טכניון מכון טכנולוגי לישראל
הטכניון מכון טכנולוגי לישראל - בית הספר ללימודי מוסמכים  
M.Sc Thesis
M.Sc StudentSlobodinsky Alexander
SubjectComparison of Adaptive Control Methods for Robots
DepartmentDepartment of Mechanical Engineering
Supervisors Professor Emeritus Yehoshua Dayan
Professor Moshe Shoham
Dr. Strasberg Shai


Abstract

Most of recent publications dealing with robot adaptive control algorithms present the algorithm, prove the stability of the algorithm and demonstrate it by simulation of a single robotic arm or up to 2-3 DOFs. Few attempts to compare the different methods were presented since 1986. The present thesis is aimed at carrying further and extending the preceded works, and comparing between the different adaptive control methods for robot manipulators. Sixteen different methods were chosen for the comparison.

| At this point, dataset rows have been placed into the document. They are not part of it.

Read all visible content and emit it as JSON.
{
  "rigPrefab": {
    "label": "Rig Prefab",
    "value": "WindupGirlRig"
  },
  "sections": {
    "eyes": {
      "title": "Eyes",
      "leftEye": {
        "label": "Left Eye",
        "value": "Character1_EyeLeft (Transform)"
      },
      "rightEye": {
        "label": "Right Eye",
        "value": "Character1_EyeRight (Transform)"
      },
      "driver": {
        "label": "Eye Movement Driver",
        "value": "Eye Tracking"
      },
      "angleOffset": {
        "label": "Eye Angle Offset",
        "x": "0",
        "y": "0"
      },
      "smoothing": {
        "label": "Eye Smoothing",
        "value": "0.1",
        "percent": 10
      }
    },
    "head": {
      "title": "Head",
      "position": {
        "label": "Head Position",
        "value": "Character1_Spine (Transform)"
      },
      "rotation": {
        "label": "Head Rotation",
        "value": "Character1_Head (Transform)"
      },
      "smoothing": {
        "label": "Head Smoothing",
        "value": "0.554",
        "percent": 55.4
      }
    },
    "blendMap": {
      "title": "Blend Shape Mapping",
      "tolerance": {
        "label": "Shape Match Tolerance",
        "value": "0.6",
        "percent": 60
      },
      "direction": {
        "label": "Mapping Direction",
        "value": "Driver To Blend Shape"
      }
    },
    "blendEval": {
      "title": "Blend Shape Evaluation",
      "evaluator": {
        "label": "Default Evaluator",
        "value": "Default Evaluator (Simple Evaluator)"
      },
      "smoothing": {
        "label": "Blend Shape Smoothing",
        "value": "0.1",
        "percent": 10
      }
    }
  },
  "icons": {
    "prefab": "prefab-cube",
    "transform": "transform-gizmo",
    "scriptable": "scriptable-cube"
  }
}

The algorithms were characterized by wide variety of different properties, such as centralized vs. decentralized control, linear vs. non-linear models, different adaptation mechanism, etc. The different algorithms were applied, by simulation, to a 5 DOF industrial robot, Mitsubishi RV-M2, along two trajectories at different velocities and different conditions (no disturbance operation, friction disturbances, artificial disturbances, sudden load changes, etc.). Two different cost functions were defined and weight assigned to errors, moments, computation cost and stability. The cost functions are calculated for the different control algorithms considered and serve as the basis for selection of optimal ranges of the systems parameters. An attempt to select the optimal control parameters has been made for each of the algorithms, according to the desired trajectory. Several criteria were selected for the examination and comparison. These are: stability, level of performance, robustness to changes and uncertainties and the cost of applying each algorithm. Weights were selected according to the quantitative criteria, which together with the qualitative criteria form the basis for weighing and selecting the best algorithm for a particular task and a specific robot. The best are the following three algorithms: Sadegh and Horowitz 1990, Zergeroglu et al. 2000, Santibanez and Kelly 1999.